Donnie Babcock remembers Gib. “Jane took care of him, she surely did,” he said. “She took care of a lot of people; she was good at that. She was kind to everybody. She didn’t have a bad bone in her body.”
Jane’s social services extended to others. Maria McCusker, who worked as Jane’s bookkeeper for nearly 40 years, can testify to that: “I don’t think people realize how different it will be without her being there. She helped out a lot of different people. Anytime there was a storm, especially in the wintertime, she had her list of elderly and sick people in town who she knew weren’t doing very well and she’d get together food to hold them over till the storm ended. The guys from the town crew would delivery it. She didn’t charge. She just wanted to make sure everyone was all right.”
Jane served Lyme in other ways. She was one of the first dispatchers for the Hadlyme Fire House. She also helped to start the Lyme Ambulance Association and to establish the Lyme Public Hall, whose archives include her collection of historical postcards. In a snowstorm she was a first responder, opening the store, whatever the hour, to provide gas for the town trucks and coffee and snacks for the highway crew. She was a member of the Lyme Grange for 70 years.
She helped so many people that some people, naturally enough, tried to help her back. For example, Donnie Babcock washed the store’s ceiling one Sunday afternoon 50 years ago. It was yellow and brown from decades of pipe, cigar and cigarette smoke. When the men in town finished farming or hammering or cutting firewood, they’d gather at the store and smoke or chew tobacco, have a cold beverage, and ruminate. They called themselves the nail keg boys.
Mike Pesco has been going to Jane’s for 38 years, since he was 15. When he was having some issues a while back, he got right talking to Jane and helping her out around the store, even picking up groceries in his truck. He liked helping her so much that he started volunteering at the food pantry at the Old Lyme Congregational Church. When Jane got sick last April, Mike volunteered to man the store when he could. Helping others, it turns out, is contagious.
The store isn’t opened regularly now. Jane’s daughter Diana Carfi, who is an art teacher, is there some weekend days and has plans to reopen it later this year as a hybrid general store/art gallery. She is the fifth generation of her family to operate the store. She said a memorial service for her mother is being organized for May 30. Her sister, Cynthia Bliven, owns a horse farm in Lyme. Both live in town. Diana’s daughter Skylar is Jane’s granddaughter.
Diana, Cynthia and Skylar spent more than a little time at the store while they were growing up. They learned math and manners checking out customers at the cash register. When Jane’s daughters were older, they would run the store when she had other things to do, like riding the tag sale circuit. Jane sold antiques at one time.
Diana was at the store several years back, at closing time, when she and her mother got robbed at gunpoint. She made the thief mad when she looked at him and asked, incredulously, “Really?”
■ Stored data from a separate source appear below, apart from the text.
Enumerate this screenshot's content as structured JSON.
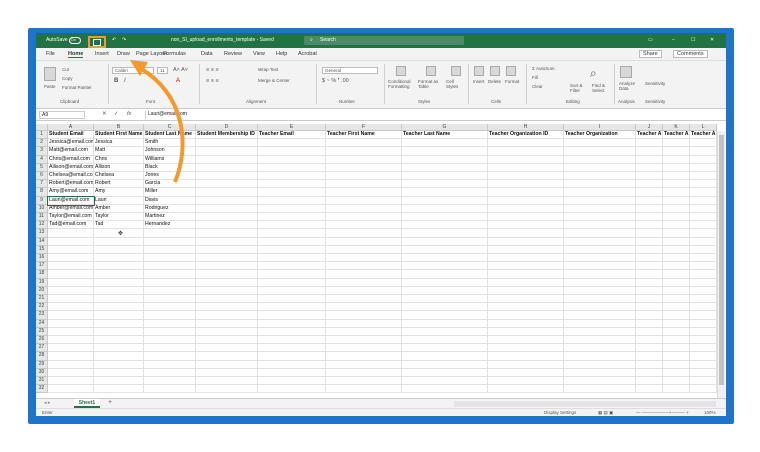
{
  "titlebar": {
    "autosave": "AutoSave",
    "toggle": "On",
    "filename": "non_SI_upload_enrollments_template - Saved",
    "search": "Search"
  },
  "menu": {
    "items": [
      "File",
      "Home",
      "Insert",
      "Draw",
      "Page Layout",
      "Formulas",
      "Data",
      "Review",
      "View",
      "Help",
      "Acrobat"
    ],
    "share": "Share",
    "comments": "Comments"
  },
  "ribbon": {
    "clipboard": {
      "paste": "Paste",
      "cut": "Cut",
      "copy": "Copy",
      "format_painter": "Format Painter",
      "label": "Clipboard"
    },
    "font": {
      "name": "Calibri",
      "size": "11",
      "label": "Font"
    },
    "alignment": {
      "wrap": "Wrap Text",
      "merge": "Merge & Center",
      "label": "Alignment"
    },
    "number": {
      "format": "General",
      "label": "Number"
    },
    "styles": {
      "conditional": "Conditional Formatting",
      "format_as": "Format as Table",
      "cell_styles": "Cell Styles",
      "label": "Styles"
    },
    "cells": {
      "insert": "Insert",
      "delete": "Delete",
      "format": "Format",
      "label": "Cells"
    },
    "editing": {
      "autosum": "AutoSum",
      "fill": "Fill",
      "clear": "Clear",
      "sort": "Sort & Filter",
      "find": "Find & Select",
      "label": "Editing"
    },
    "analysis": {
      "analyze": "Analyze Data",
      "label": "Analysis"
    },
    "sensitivity": {
      "label": "Sensitivity",
      "btn": "Sensitivity"
    }
  },
  "formula": {
    "namebox": "A9",
    "value": "Lauri@email.com"
  },
  "columns": [
    "A",
    "B",
    "C",
    "D",
    "E",
    "F",
    "G",
    "H",
    "I",
    "J",
    "K",
    "L"
  ],
  "headers": [
    "Student Email",
    "Student First Name",
    "Student Last Name",
    "Student Membership ID",
    "Teacher Email",
    "Teacher First Name",
    "Teacher Last Name",
    "Teacher Organization ID",
    "Teacher Organization",
    "Teacher A",
    "Teacher A",
    "Teacher A"
  ],
  "rows": [
    [
      "Jessica@email.com",
      "Jessica",
      "Smith"
    ],
    [
      "Matt@email.com",
      "Matt",
      "Johnson"
    ],
    [
      "Chris@email.com",
      "Chris",
      "Williams"
    ],
    [
      "Allison@email.com",
      "Allison",
      "Black"
    ],
    [
      "Chelsea@email.com",
      "Chelsea",
      "Jones"
    ],
    [
      "Robert@email.com",
      "Robert",
      "Garcia"
    ],
    [
      "Amy@email.com",
      "Amy",
      "Miller"
    ],
    [
      "Lauri@email.com",
      "Lauri",
      "Davis"
    ],
    [
      "Amber@email.com",
      "Amber",
      "Rodriguez"
    ],
    [
      "Taylor@email.com",
      "Taylor",
      "Martinez"
    ],
    [
      "Tad@email.com",
      "Tad",
      "Hernandez"
    ]
  ],
  "row_numbers": [
    "1",
    "2",
    "3",
    "4",
    "5",
    "6",
    "7",
    "8",
    "9",
    "10",
    "11",
    "12",
    "13",
    "14",
    "15",
    "16",
    "17",
    "18",
    "19",
    "20",
    "21",
    "22",
    "23",
    "24",
    "25",
    "26",
    "27",
    "28",
    "29",
    "30",
    "31",
    "32"
  ],
  "sheet": {
    "tab": "Sheet1",
    "add": "+"
  },
  "status": {
    "mode": "Enter",
    "display": "Display Settings",
    "zoom": "100%"
  },
  "colors": {
    "excel_green": "#217346",
    "highlight_orange": "#f39a2e",
    "frame_blue": "#1e74c8"
  }
}
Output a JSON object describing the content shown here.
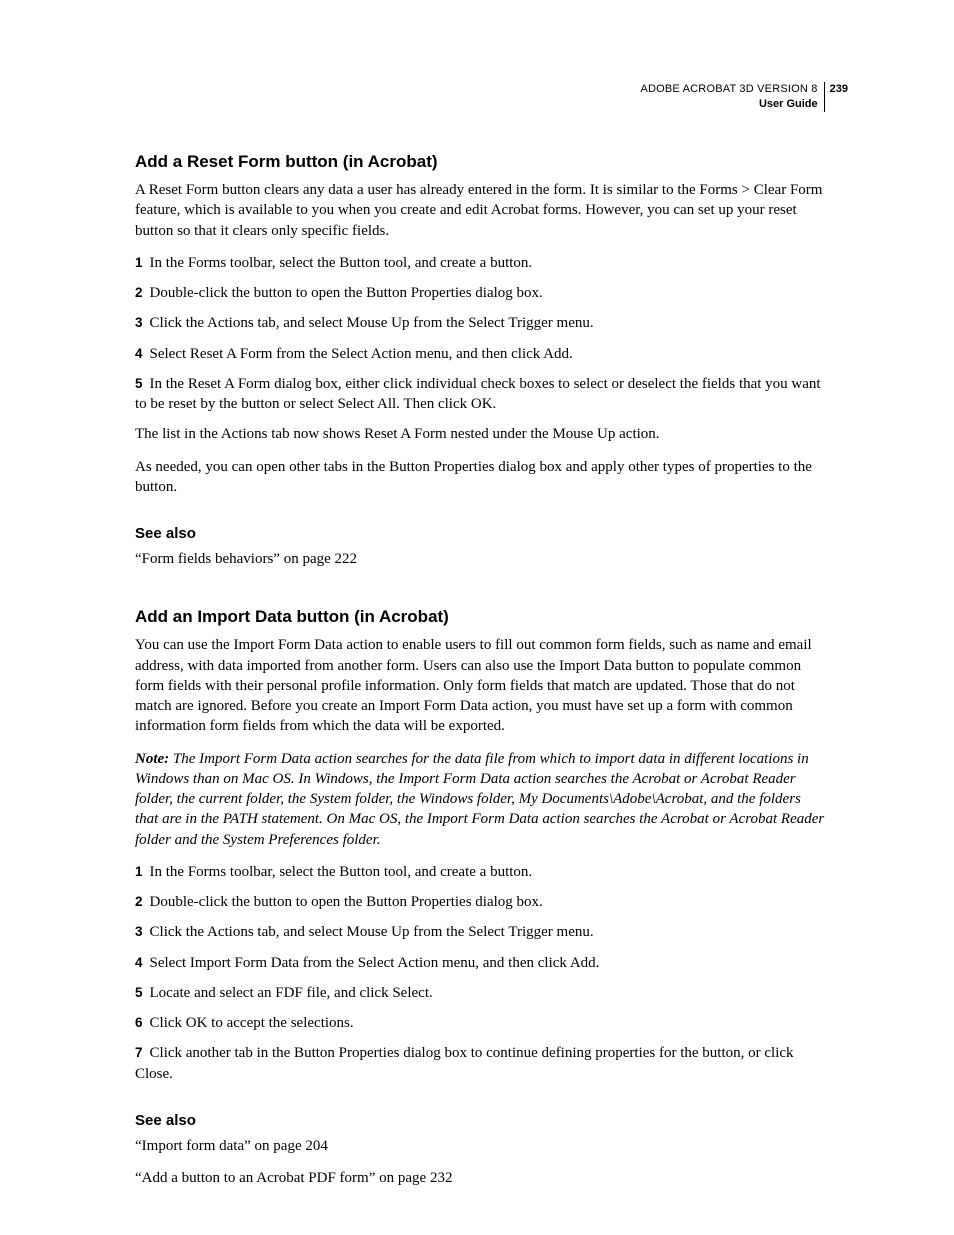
{
  "header": {
    "product": "ADOBE ACROBAT 3D VERSION 8",
    "guide": "User Guide",
    "page_number": "239"
  },
  "section1": {
    "heading": "Add a Reset Form button (in Acrobat)",
    "intro": "A Reset Form button clears any data a user has already entered in the form. It is similar to the Forms > Clear Form feature, which is available to you when you create and edit Acrobat forms. However, you can set up your reset button so that it clears only specific fields.",
    "steps": [
      {
        "n": "1",
        "t": "In the Forms toolbar, select the Button tool, and create a button."
      },
      {
        "n": "2",
        "t": "Double-click the button to open the Button Properties dialog box."
      },
      {
        "n": "3",
        "t": "Click the Actions tab, and select Mouse Up from the Select Trigger menu."
      },
      {
        "n": "4",
        "t": "Select Reset A Form from the Select Action menu, and then click Add."
      },
      {
        "n": "5",
        "t": "In the Reset A Form dialog box, either click individual check boxes to select or deselect the fields that you want to be reset by the button or select Select All. Then click OK."
      }
    ],
    "after1": "The list in the Actions tab now shows Reset A Form nested under the Mouse Up action.",
    "after2": "As needed, you can open other tabs in the Button Properties dialog box and apply other types of properties to the button.",
    "see_also_heading": "See also",
    "see_also_link": "“Form fields behaviors” on page 222"
  },
  "section2": {
    "heading": "Add an Import Data button (in Acrobat)",
    "intro": "You can use the Import Form Data action to enable users to fill out common form fields, such as name and email address, with data imported from another form. Users can also use the Import Data button to populate common form fields with their personal profile information. Only form fields that match are updated. Those that do not match are ignored. Before you create an Import Form Data action, you must have set up a form with common information form fields from which the data will be exported.",
    "note_label": "Note:",
    "note_body": " The Import Form Data action searches for the data file from which to import data in different locations in Windows than on Mac OS. In Windows, the Import Form Data action searches the Acrobat or Acrobat Reader folder, the current folder, the System folder, the Windows folder, My Documents\\Adobe\\Acrobat, and the folders that are in the PATH statement. On Mac OS, the Import Form Data action searches the Acrobat or Acrobat Reader folder and the System Preferences folder.",
    "steps": [
      {
        "n": "1",
        "t": "In the Forms toolbar, select the Button tool, and create a button."
      },
      {
        "n": "2",
        "t": "Double-click the button to open the Button Properties dialog box."
      },
      {
        "n": "3",
        "t": "Click the Actions tab, and select Mouse Up from the Select Trigger menu."
      },
      {
        "n": "4",
        "t": "Select Import Form Data from the Select Action menu, and then click Add."
      },
      {
        "n": "5",
        "t": "Locate and select an FDF file, and click Select."
      },
      {
        "n": "6",
        "t": "Click OK to accept the selections."
      },
      {
        "n": "7",
        "t": "Click another tab in the Button Properties dialog box to continue defining properties for the button, or click Close."
      }
    ],
    "see_also_heading": "See also",
    "see_also_links": [
      "“Import form data” on page 204",
      "“Add a button to an Acrobat PDF form” on page 232"
    ]
  }
}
Cynthia said she inherited her mother’s work ethic and nose for business. Diana pointed out that her mother also had studied to be a teacher, at Wheelock College, and did her student teaching in a tough Boston neighborhood. Jane also worked for a Hartford insurance company, but returned to Lyme when she was needed at the store.
Perhaps the most important thing that Jane taught her daughters, among others, was how to be kind and helpful.
When local folks see Diana’s car in front of the store now, they stop in to pay their respects. They may buy something, or just sit and chat.